Pag, who will leave his role as MGL coordinator at the end of April, also revealed his decision to sell his claim for an instant payout from a buyer offering $600 p/BTC, with a ~33% return in a year. While offering to put fellow MGL creditors in touch with the buyer, he emphasized it was a highly personal decision.

In his letter of resignation to MGL members, Pag cited his belief that reimbursement is likely to take a further 18-24 months or longer, despite recent indications from Mt. Gox’s CR trustee Nobuaki Kobayashi that decisions over creditors’ claims had been concluded in March.

Pag gave several major reasons for this belief, foremost that prospective reimbursement and distribution of assets is likely to stall for a significant period of time as Japan’s judiciary assesses an outstanding $16 billion claim from CoinLab, which was allegedly filed in February.

As Cointelegraph has previously reported, in 2013, CoinLab — a former business partner of the exchange — originally sued Mt. Gox with a bankruptcy claim of $75 million, claiming breach of contract. The figure has since risen to $16 billion amid the civil rehabilitation proceedings.

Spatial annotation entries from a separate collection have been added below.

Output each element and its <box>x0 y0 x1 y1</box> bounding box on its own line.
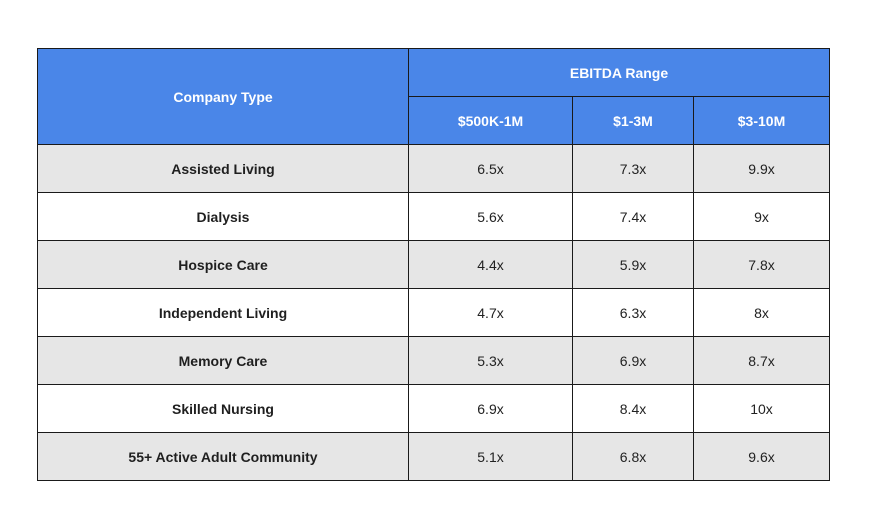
company-type-cell: 55+ Active Adult Community <box>37 432 409 481</box>
multiple-cell: 8.7x <box>693 336 830 385</box>
multiple-cell: 7.3x <box>572 144 694 193</box>
multiple-cell: 4.4x <box>408 240 573 289</box>
table-header: Company Type EBITDA Range $500K-1M $1-3M… <box>37 48 830 145</box>
multiple-cell: 6.5x <box>408 144 573 193</box>
multiple-cell: 5.9x <box>572 240 694 289</box>
header-row-ranges: $500K-1M $1-3M $3-10M <box>38 96 830 145</box>
multiple-cell: 6.9x <box>572 336 694 385</box>
table-row: Dialysis 5.6x 7.4x 9x <box>37 192 830 241</box>
multiple-cell: 4.7x <box>408 288 573 337</box>
table-row: Hospice Care 4.4x 5.9x 7.8x <box>37 240 830 289</box>
ebitda-multiples-table: Company Type EBITDA Range $500K-1M $1-3M… <box>37 48 830 481</box>
multiple-cell: 5.6x <box>408 192 573 241</box>
range-header-3-10m: $3-10M <box>693 96 830 145</box>
multiple-cell: 10x <box>693 384 830 433</box>
table-row: Independent Living 4.7x 6.3x 8x <box>37 288 830 337</box>
multiple-cell: 5.3x <box>408 336 573 385</box>
table-row: Skilled Nursing 6.9x 8.4x 10x <box>37 384 830 433</box>
multiple-cell: 6.3x <box>572 288 694 337</box>
table-body: Assisted Living 6.5x 7.3x 9.9x Dialysis … <box>37 144 830 481</box>
multiple-cell: 9.6x <box>693 432 830 481</box>
ebitda-range-header: EBITDA Range <box>408 48 830 97</box>
company-type-cell: Assisted Living <box>37 144 409 193</box>
multiple-cell: 9x <box>693 192 830 241</box>
table-row: 55+ Active Adult Community 5.1x 6.8x 9.6… <box>37 432 830 481</box>
multiple-cell: 5.1x <box>408 432 573 481</box>
company-type-cell: Dialysis <box>37 192 409 241</box>
multiple-cell: 6.9x <box>408 384 573 433</box>
range-header-500k-1m: $500K-1M <box>408 96 573 145</box>
company-type-cell: Memory Care <box>37 336 409 385</box>
table-row: Assisted Living 6.5x 7.3x 9.9x <box>37 144 830 193</box>
multiple-cell: 6.8x <box>572 432 694 481</box>
multiple-cell: 8.4x <box>572 384 694 433</box>
multiple-cell: 9.9x <box>693 144 830 193</box>
company-type-header: Company Type <box>37 48 409 145</box>
table-row: Memory Care 5.3x 6.9x 8.7x <box>37 336 830 385</box>
company-type-cell: Independent Living <box>37 288 409 337</box>
range-header-1-3m: $1-3M <box>572 96 694 145</box>
multiple-cell: 7.8x <box>693 240 830 289</box>
multiple-cell: 7.4x <box>572 192 694 241</box>
multiple-cell: 8x <box>693 288 830 337</box>
header-row-top: Company Type EBITDA Range <box>37 48 830 145</box>
company-type-cell: Skilled Nursing <box>37 384 409 433</box>
company-type-cell: Hospice Care <box>37 240 409 289</box>
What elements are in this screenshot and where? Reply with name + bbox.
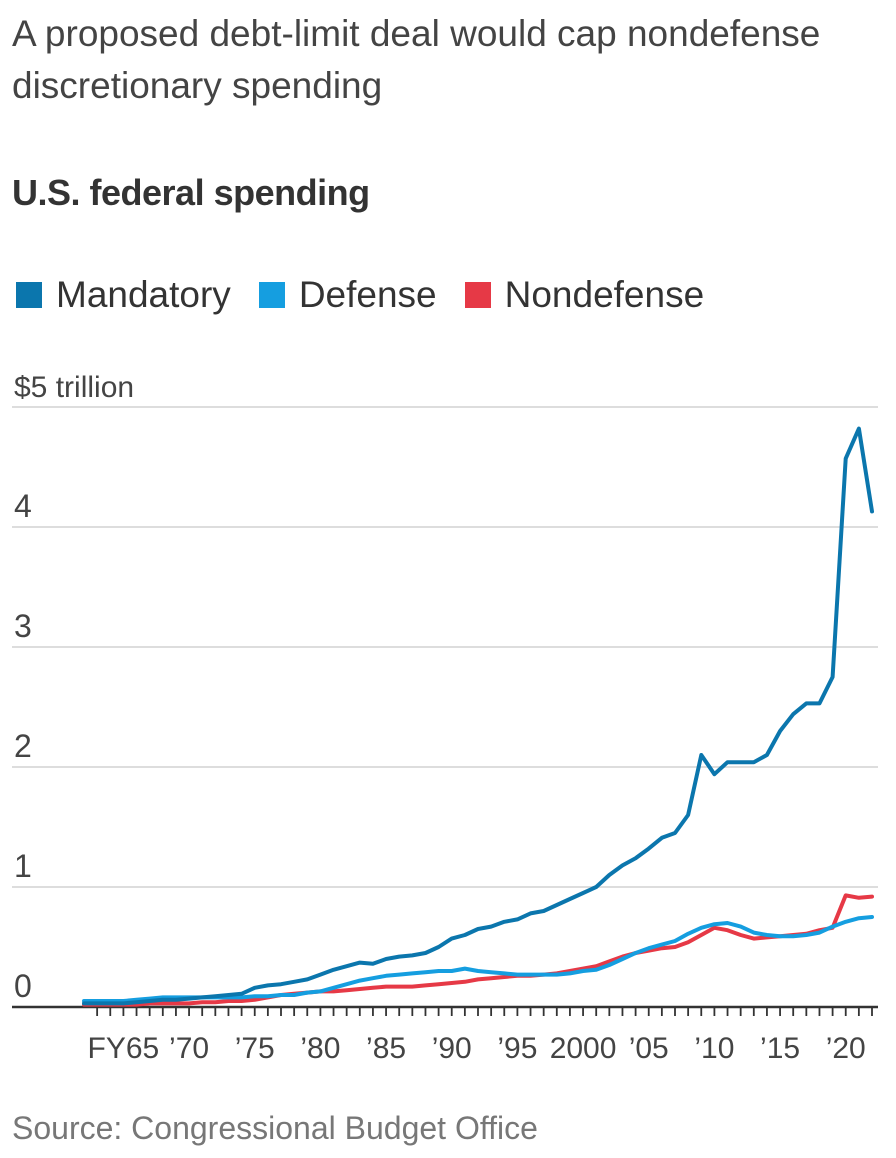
y-tick-label: 4 <box>14 488 32 524</box>
x-tick-label: ’80 <box>300 1032 340 1065</box>
legend: Mandatory Defense Nondefense <box>16 270 732 320</box>
legend-swatch-defense <box>258 282 285 308</box>
legend-label-mandatory: Mandatory <box>56 274 231 315</box>
x-tick-label: ’20 <box>826 1032 866 1065</box>
x-tick-label: ’85 <box>366 1032 406 1065</box>
series-line-mandatory <box>82 426 874 1006</box>
y-tick-label: 3 <box>14 608 32 644</box>
y-tick-label: 2 <box>14 728 32 764</box>
legend-swatch-nondefense <box>464 282 491 308</box>
legend-label-nondefense: Nondefense <box>504 274 705 315</box>
series-line-nondefense <box>82 893 874 1007</box>
legend-item-mandatory: Mandatory <box>16 274 231 316</box>
x-tick-label: FY65 <box>88 1032 160 1065</box>
legend-item-nondefense: Nondefense <box>464 274 705 316</box>
x-tick-label: ’05 <box>629 1032 669 1065</box>
x-tick-label: ’10 <box>694 1032 734 1065</box>
y-tick-label: 1 <box>14 848 32 884</box>
y-tick-label: $5 trillion <box>14 371 134 404</box>
x-tick-label: ’90 <box>432 1032 472 1065</box>
legend-item-defense: Defense <box>258 274 437 316</box>
x-tick-label: 2000 <box>550 1032 617 1065</box>
source-note: Source: Congressional Budget Office <box>12 1110 538 1146</box>
gridlines <box>12 406 878 888</box>
x-tick-label: ’75 <box>235 1032 275 1065</box>
x-tick-label: ’95 <box>497 1032 537 1065</box>
x-tick-label: ’15 <box>760 1032 800 1065</box>
x-tick-label: ’70 <box>169 1032 209 1065</box>
legend-label-defense: Defense <box>298 274 437 315</box>
series-lines <box>82 426 874 1007</box>
chart-subhead: U.S. federal spending <box>12 172 370 213</box>
y-axis-ticks: 0 1 2 3 4 $5 trillion <box>14 371 134 1004</box>
chart-headline: A proposed debt-limit deal would cap non… <box>12 13 821 106</box>
legend-swatch-mandatory <box>16 282 42 308</box>
y-tick-label: 0 <box>14 968 32 1004</box>
x-axis: FY65 ’70 ’75 ’80 ’85 ’90 ’95 2000 ’05 ’10 ’15 ’20 <box>12 1005 878 1065</box>
line-chart: 0 1 2 3 4 $5 trillion FY65 ’70 ’75 ’80 ’85 ’90 ’95 2… <box>12 371 878 1065</box>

In his letter, Pag said that his recent meeting with Kobayashi confirmed his fears that the trustee would delay filing a civil rehabilitation plan “until the Coinlab case is settled, and that means not just assessment, but through however many rounds of litigation they take it to.”

Pag further gave reasons for his distrust of Mt. Gox ex-CEO Mark Karpeles’ conduct in the CR proceedings, which he “suspects will be the source of more costs and delays.”

As reported, a Japanese court recently served Mark Karpeles a suspended jail sentence after he was found guilty of tampering with financial records. He was, however, acquitted of embezzlement.

A separate so-dubbed “GoxRising” movement, is being spearheaded by controversial crypto figure Brock Pierce, who has claimed he can reboot the trading platform and accelerate compensation for creditors.